The Oblivion Gates are boring. They are large open areas with a few buildings, a few baddies but no direction or focus and no true suspense or fear. They are not Hell, they are dull and repetitive and you lose interest long before you work out how to win your way free. It is this point that I had originally failed on and I believe it to be the biggest likely stumbling block of others too.
This time through I closed the first Oblivion Gate. The plot picked up a bit as I escorted the Heir to a safe location but I never really cared that much about it, I was just glad it was over, that I was past that point. After that I went on with quests I had given myself, to gain entrance to the Arcane University and to finish the Assassins' Guild questline, both of which included wonderful fun quests. I have yet to return to the centre questline that should be demanding my attention.
If you have the foresight to set your own goals and push yourself through the occasional dull area then Oblivion is a wonderful engaging game, but we should not have to do that. We should be grabbed and dragged along.

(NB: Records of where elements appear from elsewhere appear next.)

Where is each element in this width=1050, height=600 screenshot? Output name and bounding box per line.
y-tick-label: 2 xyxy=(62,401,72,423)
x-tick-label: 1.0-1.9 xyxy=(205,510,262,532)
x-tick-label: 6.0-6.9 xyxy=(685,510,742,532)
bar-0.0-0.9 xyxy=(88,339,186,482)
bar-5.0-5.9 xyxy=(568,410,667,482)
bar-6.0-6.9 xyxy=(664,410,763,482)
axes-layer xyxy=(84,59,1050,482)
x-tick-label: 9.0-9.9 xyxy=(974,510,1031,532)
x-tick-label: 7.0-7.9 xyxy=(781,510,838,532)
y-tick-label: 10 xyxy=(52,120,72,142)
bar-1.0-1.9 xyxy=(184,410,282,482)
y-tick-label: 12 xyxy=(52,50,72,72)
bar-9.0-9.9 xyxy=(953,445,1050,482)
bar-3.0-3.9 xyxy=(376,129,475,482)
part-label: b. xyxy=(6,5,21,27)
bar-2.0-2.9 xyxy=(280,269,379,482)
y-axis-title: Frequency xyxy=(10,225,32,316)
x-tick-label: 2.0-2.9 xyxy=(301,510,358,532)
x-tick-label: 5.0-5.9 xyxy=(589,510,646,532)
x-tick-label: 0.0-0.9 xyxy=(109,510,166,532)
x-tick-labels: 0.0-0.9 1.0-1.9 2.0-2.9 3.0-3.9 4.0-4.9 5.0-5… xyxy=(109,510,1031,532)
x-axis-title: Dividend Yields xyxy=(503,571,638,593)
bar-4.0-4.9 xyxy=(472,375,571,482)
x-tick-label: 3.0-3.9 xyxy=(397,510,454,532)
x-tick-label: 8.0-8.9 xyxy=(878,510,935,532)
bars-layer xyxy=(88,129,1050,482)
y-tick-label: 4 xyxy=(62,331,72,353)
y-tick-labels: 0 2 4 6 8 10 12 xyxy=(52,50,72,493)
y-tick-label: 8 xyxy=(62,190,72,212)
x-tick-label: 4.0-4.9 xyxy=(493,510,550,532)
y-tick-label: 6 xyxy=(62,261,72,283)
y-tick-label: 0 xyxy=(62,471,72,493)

I do not believe that completely open worlds are the way to go, I believe they are necessary for depth and for the joy of discovery, but I believe there should be a central plot that drags us viciously across the landscape, intersecting all manner of sidequests. I believe we should never have to sit there thinking "Well, what on earth am I meant to do now?".
I am really enjoying Oblivion this time around but I believe it is despite their design, not because of it.